Is it possible to double sales productivity with a virtual sales team? The answer is a firm yes, and it can change the commercial outlook for firms who crack the code. As you might’ve guessed, technology, analytics, and AI can drive sales productivity gains for virtual sellers – in other words, more revenue with no increase in sales and marketing expenses. Maybe you have an internal or hybrid team already in place and want to supercharge them, or you want to elevate a traditional internal sales team, but either way, technology and analytics can enable sales teams to do more than we ever thought they could from afar. But, successful firms shouldn’t fully unleash this power until they understand where and how the gains will come.
The formula, going back to the basics of sales, is simple: reach more advisors with assets and win more often to increase share of wallet. But in financial services, specific opportunities are hard to find and track because it’s often unclear when or which product will be bought. So, every interaction with a target client has to increase the probability that they will invest dollars in your products or eventually call you when an opportunity comes – that is, we can think of each interaction as an advertisement. If you take this view, to increase virtual sales productivity is to speak to (or meet virtually with) more advisors with assets and increase the impact of each interaction. Here’s how productivity can be doubled:
1. Increase amount of time for selling activities: Between a field sales person and a traditional internal sales person, a typical hybrid or virtual territory covers 1,000-1,400 advisors. Even removing travel from their plate, that’s a lot of advisors to reach in a year, so how can we reallocate time to selling? For instance, how much additional time would be freed up if:
- The amount of support and administrative work of these sellers was reduced? Yes, this implies changing the role and even enabling them with sales support like a traditional field wholesaler.

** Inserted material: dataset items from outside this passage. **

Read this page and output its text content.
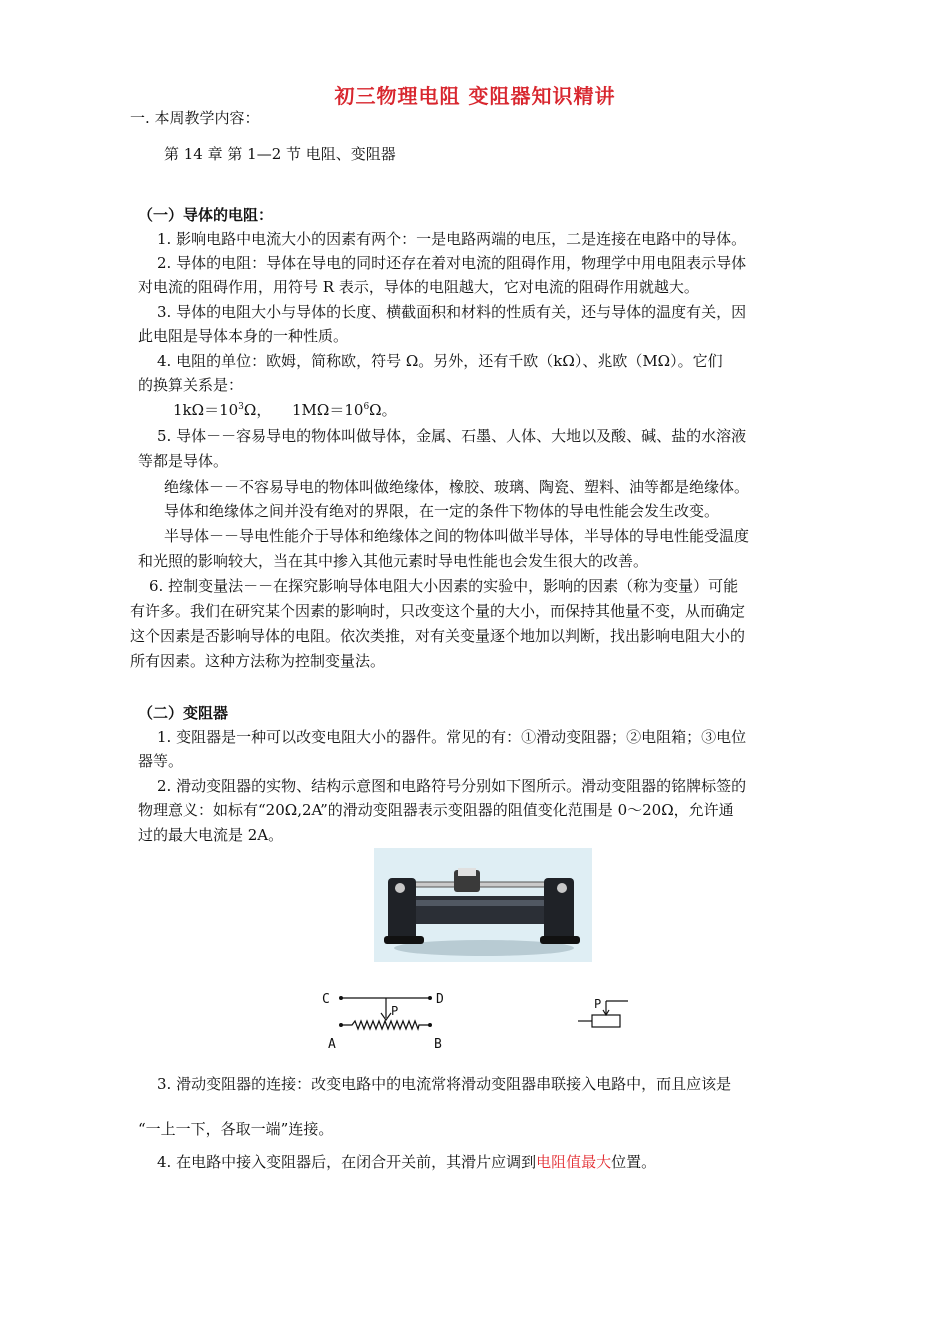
初三物理电阻 变阻器知识精讲
一. 本周教学内容：
第 14 章 第 1—2 节 电阻、变阻器
（一）导体的电阻：
1. 影响电路中电流大小的因素有两个：一是电路两端的电压，二是连接在电路中的导体。
2. 导体的电阻：导体在导电的同时还存在着对电流的阻碍作用，物理学中用电阻表示导体
对电流的阻碍作用，用符号 R 表示，导体的电阻越大，它对电流的阻碍作用就越大。
3. 导体的电阻大小与导体的长度、横截面积和材料的性质有关，还与导体的温度有关，因
此电阻是导体本身的一种性质。
4. 电阻的单位：欧姆，简称欧，符号 Ω。另外，还有千欧（kΩ）、兆欧（MΩ）。它们
的换算关系是：
$1k\Omega=10^3\Omega$， $1M\Omega=10^6\Omega$。
5. 导体－－容易导电的物体叫做导体，金属、石墨、人体、大地以及酸、碱、盐的水溶液
等都是导体。
绝缘体－－不容易导电的物体叫做绝缘体，橡胶、玻璃、陶瓷、塑料、油等都是绝缘体。
导体和绝缘体之间并没有绝对的界限，在一定的条件下物体的导电性能会发生改变。
半导体－－导电性能介于导体和绝缘体之间的物体叫做半导体，半导体的导电性能受温度
和光照的影响较大，当在其中掺入其他元素时导电性能也会发生很大的改善。
6. 控制变量法－－在探究影响导体电阻大小因素的实验中，影响的因素（称为变量）可能
有许多。我们在研究某个因素的影响时，只改变这个量的大小，而保持其他量不变，从而确定
这个因素是否影响导体的电阻。依次类推，对有关变量逐个地加以判断，找出影响电阻大小的
所有因素。这种方法称为控制变量法。
（二）变阻器
1. 变阻器是一种可以改变电阻大小的器件。常见的有：①滑动变阻器；②电阻箱；③电位
器等。
2. 滑动变阻器的实物、结构示意图和电路符号分别如下图所示。滑动变阻器的铭牌标签的
物理意义：如标有“20Ω,2A”的滑动变阻器表示变阻器的阻值变化范围是 0～20Ω，允许通
过的最大电流是 2A。
C	D
P
A	B
P
3. 滑动变阻器的连接：改变电路中的电流常将滑动变阻器串联接入电路中，而且应该是
“一上一下，各取一端”连接。
4. 在电路中接入变阻器后，在闭合开关前，其滑片应调到电阻值最大位置。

- Virtual sales personnel didn’t have to do their own data analysis and territory planning? And similarly, the variety of sales enablement technologies was integrated to seamlessly fit into the work day? Imagine the power of one interface that provided continuous guidance on which advisors to contact, what to discuss (along with agenda and content), contact medium (phone, email or video), when to contact, and potential material for a follow up.
- We estimate a typical desk-based salesperson spends a third of their time on these types of activities. If we reallocated that to sales, it’s not hard to see how we could significantly increase activity and reach.
2. Maximize impact of every interaction: The challenge with the current approach of meeting or calling an advisor once every four to six months is not having enough information to “meet them where they are.” So the common practice is to reach out to advisors on a regular (say quarterly) basis and go in with a list of topics, and pivot, hoping that something sticks. It takes a long time to develop any relationship, let alone one with high CQ (connection quotient: a measure of mutual benefit between advisor and asset manager). How much more effective would the interaction be if we could:
- Recommend topics of particular importance or interest to this advisor, at the right point in time?
- Key in on specific CQ dimensions that are particularly important to this advisor (education, personal success, feeling valued)?
- Suggest ways to approach the conversation or write the email?
- Provide targeted guidance related to priorities, such as a new platform placement, ways to retain assets at risk and a priority investment strategy
3. Upskill the virtual sales team: By now the role of technology and analytics in enabling the increased productivity should be much clearer. But what is not always as clear is the extent to which the role of the virtual (I’ll say again, both internals and hybrids) has to change to function at a higher level. Firms who recognize the mismatch upskill the virtual sales team.
Many leading firms in the industry still opt for staffing the virtual sales team with junior people who are apprentices in training for the field sales roles. Junior people in and of themselves are not hindrances to increased productivity, but their competency level becomes more important if they have to sell to advisors with portfolio discretion and carry a revenue goal, and even AI cannot make up for all of these skill gaps. We recommend:
A more talented, competent, and experienced virtual sales person will be more costly, for sure, but their attrition rate would be lower, their fully loaded cost won’t be as high as an external salesperson, and their productivity could be at least as high.
- Staffing the role with more experienced and senior people
- Viewing the virtual sales person as a functional equivalent to the field sales person
Even accounting for the increase in the cost of the virtual sales person, the increase in ability to reach more advisors and have more impactful interactions can easily double productivity. The transformation requires a new mindset and will take time, but getting on this path is important for future success.